Fig. 10 shows the cycle number of the IT before the IQ starts. After the IT, the repetitive execution cycle numbers of the IQ with the previous core and the proposed core are 1,581 and 1,108 respectively. The cycle numbers of the Hadamard IT are 1,061 and 701, respectively. Therefore, the performance is improved by 29%. When the core executes the 17th IQ, the instruction for the IQ remains in the cache because the 17th IQ executes after 16th IQ. Therefore, the number of cycle in the 17th execution is reduced rapidly. For the same reason, the number of cycle in the 20th execution is reduced rapidly.

Fig. 11 shows the miss ratios of the previous core and the proposed core. In the first execution, the miss ratios are both 20.37% in the previous and the proposed design. As the execution time goes on, the miss ratio of the proposed design decreases to 4.5%, but the miss ratio of the previous design increases to 21.15%.

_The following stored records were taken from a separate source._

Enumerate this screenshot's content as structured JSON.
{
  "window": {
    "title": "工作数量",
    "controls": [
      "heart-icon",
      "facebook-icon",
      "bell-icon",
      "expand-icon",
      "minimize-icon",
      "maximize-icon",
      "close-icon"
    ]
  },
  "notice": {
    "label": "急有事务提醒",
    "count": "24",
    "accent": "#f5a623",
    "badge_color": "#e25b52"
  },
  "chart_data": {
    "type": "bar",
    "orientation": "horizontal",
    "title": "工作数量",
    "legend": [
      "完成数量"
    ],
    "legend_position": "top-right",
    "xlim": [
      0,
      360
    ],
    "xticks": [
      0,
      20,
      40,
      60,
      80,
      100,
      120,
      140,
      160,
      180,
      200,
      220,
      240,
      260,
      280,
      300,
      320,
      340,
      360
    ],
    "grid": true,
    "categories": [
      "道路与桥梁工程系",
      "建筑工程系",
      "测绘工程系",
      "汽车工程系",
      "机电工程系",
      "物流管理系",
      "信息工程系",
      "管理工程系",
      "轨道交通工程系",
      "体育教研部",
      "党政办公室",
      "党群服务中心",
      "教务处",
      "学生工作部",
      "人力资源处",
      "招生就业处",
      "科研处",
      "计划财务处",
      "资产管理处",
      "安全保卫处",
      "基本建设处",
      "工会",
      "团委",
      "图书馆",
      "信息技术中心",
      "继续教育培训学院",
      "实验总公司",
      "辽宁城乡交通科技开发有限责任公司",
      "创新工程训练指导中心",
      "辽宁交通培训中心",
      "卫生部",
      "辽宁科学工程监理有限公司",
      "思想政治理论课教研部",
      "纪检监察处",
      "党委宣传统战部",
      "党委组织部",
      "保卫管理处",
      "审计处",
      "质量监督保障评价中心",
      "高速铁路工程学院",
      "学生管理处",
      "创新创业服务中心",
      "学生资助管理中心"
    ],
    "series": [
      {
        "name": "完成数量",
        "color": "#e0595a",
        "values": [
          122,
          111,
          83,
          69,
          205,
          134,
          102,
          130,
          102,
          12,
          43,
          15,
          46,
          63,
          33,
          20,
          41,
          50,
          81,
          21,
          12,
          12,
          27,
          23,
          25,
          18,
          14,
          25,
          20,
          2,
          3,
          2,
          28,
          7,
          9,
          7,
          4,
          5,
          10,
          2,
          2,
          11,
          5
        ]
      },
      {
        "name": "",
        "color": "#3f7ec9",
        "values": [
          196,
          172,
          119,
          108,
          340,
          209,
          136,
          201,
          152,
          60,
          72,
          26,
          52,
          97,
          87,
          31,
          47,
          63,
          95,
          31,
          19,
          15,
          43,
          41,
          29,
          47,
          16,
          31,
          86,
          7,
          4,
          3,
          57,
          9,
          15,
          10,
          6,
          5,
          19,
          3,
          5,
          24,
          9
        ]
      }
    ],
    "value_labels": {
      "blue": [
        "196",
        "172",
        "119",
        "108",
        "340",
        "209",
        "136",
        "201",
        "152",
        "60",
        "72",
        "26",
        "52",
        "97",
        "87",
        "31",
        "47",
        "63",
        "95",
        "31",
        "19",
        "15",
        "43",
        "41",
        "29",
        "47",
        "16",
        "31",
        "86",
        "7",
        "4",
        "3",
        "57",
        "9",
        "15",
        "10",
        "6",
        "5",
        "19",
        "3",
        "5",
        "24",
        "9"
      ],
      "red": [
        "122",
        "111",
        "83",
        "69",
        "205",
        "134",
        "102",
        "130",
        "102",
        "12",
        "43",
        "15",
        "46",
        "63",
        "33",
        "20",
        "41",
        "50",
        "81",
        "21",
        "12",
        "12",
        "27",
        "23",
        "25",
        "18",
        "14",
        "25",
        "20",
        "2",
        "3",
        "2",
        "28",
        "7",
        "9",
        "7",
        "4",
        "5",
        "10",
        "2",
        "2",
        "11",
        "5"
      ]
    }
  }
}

The miss ratios of the Hadamard IT execution are both 24% in the two cores. As the time goes on, the miss ratio of the proposed architecture decreases to 5%, but the miss ratio of the previous core increases to 24%. Thus, the miss ratio of the proposed architecture decreases by 15% compared to the previous one.

For the purpose of comparing dynamic power consumption, the Design Compiler and Power Compiler of Synopsys Corp. were used with the Chartered 0.18 cell library.

As shown in Table 4, the power consumption of the proposed OpenRISC core, which considered dynamic power consumption and applied clock-gating using ODC operation, is decreased by 16.2% compared to the previous one.

For the purpose of performance improvement and improving power consumption of an embedded RISC core, the 4-way set-associative cache architecture, a branch prediction algorithm using a BTB, and clock-gating logic applied to the ODC operation are proposed.

The 4-way set-associative cache, the block of which maps to four blocks of a memory, is used to decrease the high miss ratio of the OpenRISC core cache. The branch prediction using a BTB, which stores the branch address and the target address, decreases the number of cycles of delay. The clock-gating using ODC operation carries out the don’t-care conditions of the inputs to gate the clock of the registers to reduce the dynamic power consumption of the OpenRISC core.

As a result, the performance of the proposed core is improved by 29% and the dynamic power is reduced by 16% compared to the previous one. Therefore, the performance and the power consumption of the proposed core are both improved.